I have plotted Four graphs.

  1. Plot #1 and #2 contains a plot of both Congruent and Incongruent respectively , and it shows that Congruent are considerably lower than the Incongruent times, hence confirming the null hypothesis.
    The congruent words sample has a distribution which is between 8 and 22 seconds and has a lower average completion time compared to the incongruent words scatterplot which shows the distribution is between 15 to about 26 seconds with what appears to be one outlier at 35 seconds. The average completion time is definitely higher.
  1. Plots #3 and #4, show the spread of the individual data sets showing the way the data is using the seaborn distplot method.

(5) Now, perform the statistical test and report your results.

What is your confidence level or Type I error associated with your test? What is your conclusion regarding the hypotheses you set up? Did the results match up with your expectations?
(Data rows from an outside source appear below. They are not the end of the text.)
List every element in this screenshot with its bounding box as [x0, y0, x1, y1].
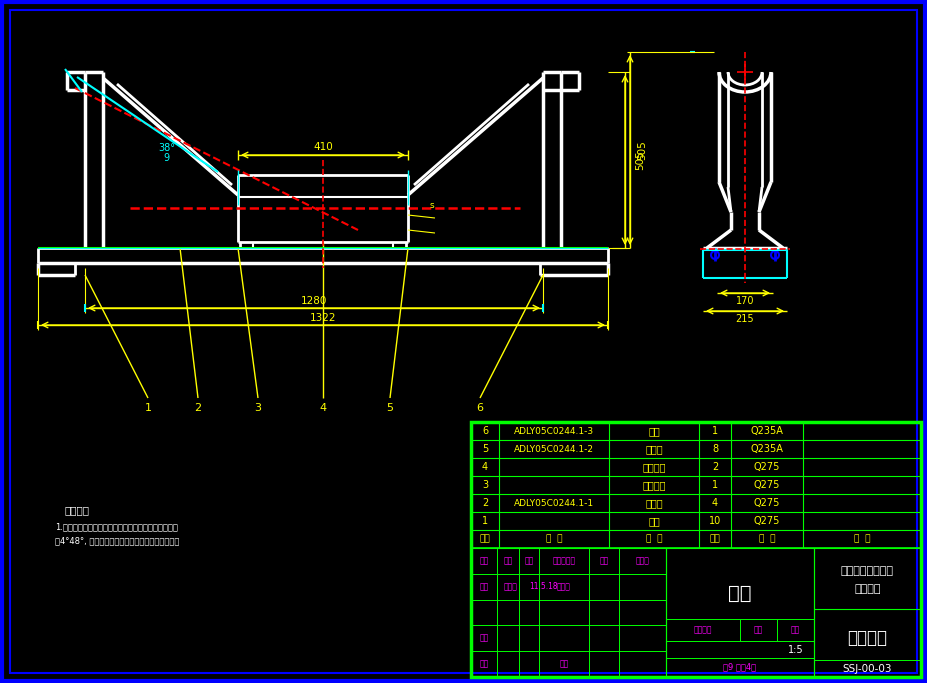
Text: ADLY05C0244.1-3: ADLY05C0244.1-3	[514, 426, 594, 436]
Text: 部件: 部件	[729, 584, 752, 602]
Text: 于4°48°, 并且两侧托辊中心线又是向同一倾侧面。: 于4°48°, 并且两侧托辊中心线又是向同一倾侧面。	[55, 537, 180, 546]
Text: 审核: 审核	[479, 634, 489, 643]
Text: 11.5.18: 11.5.18	[529, 582, 558, 591]
Text: 2: 2	[482, 498, 489, 508]
Text: 备  注: 备 注	[854, 535, 870, 544]
Text: 重量: 重量	[754, 626, 763, 635]
Text: 1322: 1322	[310, 313, 337, 323]
Text: 批准: 批准	[559, 660, 568, 669]
Text: 5: 5	[482, 444, 489, 454]
Text: 技术要求: 技术要求	[65, 505, 90, 515]
Text: 中间滚子: 中间滚子	[642, 480, 666, 490]
Text: 标记: 标记	[479, 557, 489, 566]
Text: 4: 4	[712, 498, 718, 508]
Text: 设计: 设计	[479, 582, 489, 591]
Text: 郑正威: 郑正威	[504, 582, 518, 591]
Text: 分区: 分区	[525, 557, 534, 566]
Text: 1280: 1280	[301, 296, 327, 306]
Text: 河南理工大学万方: 河南理工大学万方	[841, 566, 894, 576]
Text: 年月日: 年月日	[636, 557, 650, 566]
Text: Q275: Q275	[754, 498, 781, 508]
Text: 6: 6	[482, 426, 488, 436]
Text: 扁钓: 扁钓	[648, 426, 660, 436]
Text: 4: 4	[482, 462, 488, 472]
Text: 科技学院: 科技学院	[855, 584, 881, 594]
Text: 6: 6	[476, 403, 484, 413]
Text: 3: 3	[482, 480, 488, 490]
Text: s: s	[430, 201, 435, 210]
Text: 边支杆: 边支杆	[645, 444, 663, 454]
Text: 2: 2	[195, 403, 201, 413]
Bar	[471, 422, 921, 677]
Text: 角钓: 角钓	[648, 516, 660, 526]
Text: 数量: 数量	[503, 557, 513, 566]
Text: 215: 215	[736, 314, 755, 324]
Bar	[471, 548, 666, 677]
Bar	[666, 548, 814, 677]
Text: 1: 1	[482, 516, 488, 526]
Text: 38°: 38°	[158, 143, 175, 153]
Text: 数量: 数量	[710, 535, 720, 544]
Text: Q235A: Q235A	[751, 444, 783, 454]
Text: 名  称: 名 称	[646, 535, 662, 544]
Text: 3: 3	[255, 403, 261, 413]
Text: 170: 170	[736, 296, 755, 306]
Text: 1.两侧托辊中心线均需要与水平托辊中心线的夹角最小: 1.两侧托辊中心线均需要与水平托辊中心线的夹角最小	[55, 522, 178, 531]
Text: 4: 4	[320, 403, 326, 413]
Text: 1: 1	[145, 403, 151, 413]
Text: Q235A: Q235A	[751, 426, 783, 436]
Text: ADLY05C0244.1-2: ADLY05C0244.1-2	[514, 445, 594, 454]
Text: 2: 2	[712, 462, 718, 472]
Text: 签名: 签名	[600, 557, 609, 566]
Text: 两边滚子: 两边滚子	[642, 462, 666, 472]
Text: 5: 5	[387, 403, 393, 413]
Text: 代  号: 代 号	[546, 535, 563, 544]
Text: 410: 410	[313, 142, 333, 152]
Text: 共9 张第4张: 共9 张第4张	[723, 663, 756, 672]
Text: 10: 10	[709, 516, 721, 526]
Text: Q275: Q275	[754, 462, 781, 472]
Text: 材  料: 材 料	[759, 535, 775, 544]
Text: 更改文件号: 更改文件号	[552, 557, 576, 566]
Text: 比例: 比例	[791, 626, 800, 635]
Text: ADLY05C0244.1-1: ADLY05C0244.1-1	[514, 499, 594, 507]
Text: 1:5: 1:5	[788, 645, 804, 655]
Text: 标准化: 标准化	[557, 582, 571, 591]
Text: 505: 505	[635, 150, 645, 170]
Bar	[814, 548, 921, 677]
Text: 序号: 序号	[479, 535, 490, 544]
Text: Q275: Q275	[754, 480, 781, 490]
Text: Q275: Q275	[754, 516, 781, 526]
Text: 9: 9	[163, 153, 169, 163]
Text: 505: 505	[637, 140, 647, 160]
Text: 槽形托辊: 槽形托辊	[847, 629, 887, 647]
Text: 1: 1	[712, 426, 718, 436]
Text: SSJ-00-03: SSJ-00-03	[843, 665, 893, 674]
Text: 1: 1	[712, 480, 718, 490]
Text: 阶段标记: 阶段标记	[693, 626, 712, 635]
Text: 8: 8	[712, 444, 718, 454]
Text: 工艺: 工艺	[479, 660, 489, 669]
Text: 中支杆: 中支杆	[645, 498, 663, 508]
Performing T-Test for the Data

For a confidence level of 90% and 23 values (n-1) , our t-critical value ends up being 1.714 Reference Sheet

In [12]:
#We need to the point estimate 
PE = in_cog.mean() - cog.mean()
PE = round(PE,2)

print("Point Estimate is : {}".format(PE))
Point Estimate is : 7.96
In [13]:
#Step 1
#Var Name df['D'] = Sample Diffrences
df['D'] = in_cog - cog
df.head()
Out[13]:
Congruent Incongruent D
0 12.079 19.278 7.199
1 16.791 18.741 1.950
2 9.564 21.214 11.650
3 8.630 15.687 7.057
4 14.669 22.803 8.134
In [14]:
#Step 2
#DFM = difference from the mean
#SQD = Squared differences from the mean
DFM = df['D'] - df['D'].mean()
df['SQD'] = DFM*DFM

df.head()
Out[14]:
Congruent Incongruent D SQD
0 12.079 19.278 7.199 0.586437
1 16.791 18.741 1.950 36.177719
2 9.564 21.214 11.650 13.580760
3 8.630 15.687 7.057 0.824086
4 14.669 22.803 8.134 0.028631
In [15]:
#Step 3
#SSD = sum of squared differences
SSD = df['SQD'].sum()

df.head()
Out[15]:
Congruent Incongruent D SQD
0 12.079 19.278 7.199 0.586437
1 16.791 18.741 1.950 36.177719
2 9.564 21.214 11.650 13.580760
3 8.630 15.687 7.057 0.824086
4 14.669 22.803 8.134 0.028631
In [16]:
#Step 4 
#v(variance) = SSD/(n-1)

n = len(df)  #Length of the Data Frame
v = SSD/(n-1)
v
Out[16]:
23.666540867753632
In [17]:
#Step 5 
#Square Root of v
s = round(sqrt(v),2)
s
Out[17]:
4.86
In [18]:
#Applying T-Test

t = PE/ (s/(sqrt(n)) )
print("T Test Value is {}".format(round(t,4)))
T Test Value is 8.0238

Our T-Critical Value : 1.714
Our T-Test Value : 8.0159

T-Test > T-Critical -->
8.015 > 1.714

Conclusion

Our t-test value (8.0159) is greater than our t-test critical value (1.714)
So it is safe to say we can reject the null hypothesis.

Which matches up with what we expected, That it takes much less time to do the congruent task than it does to do the incongruent task.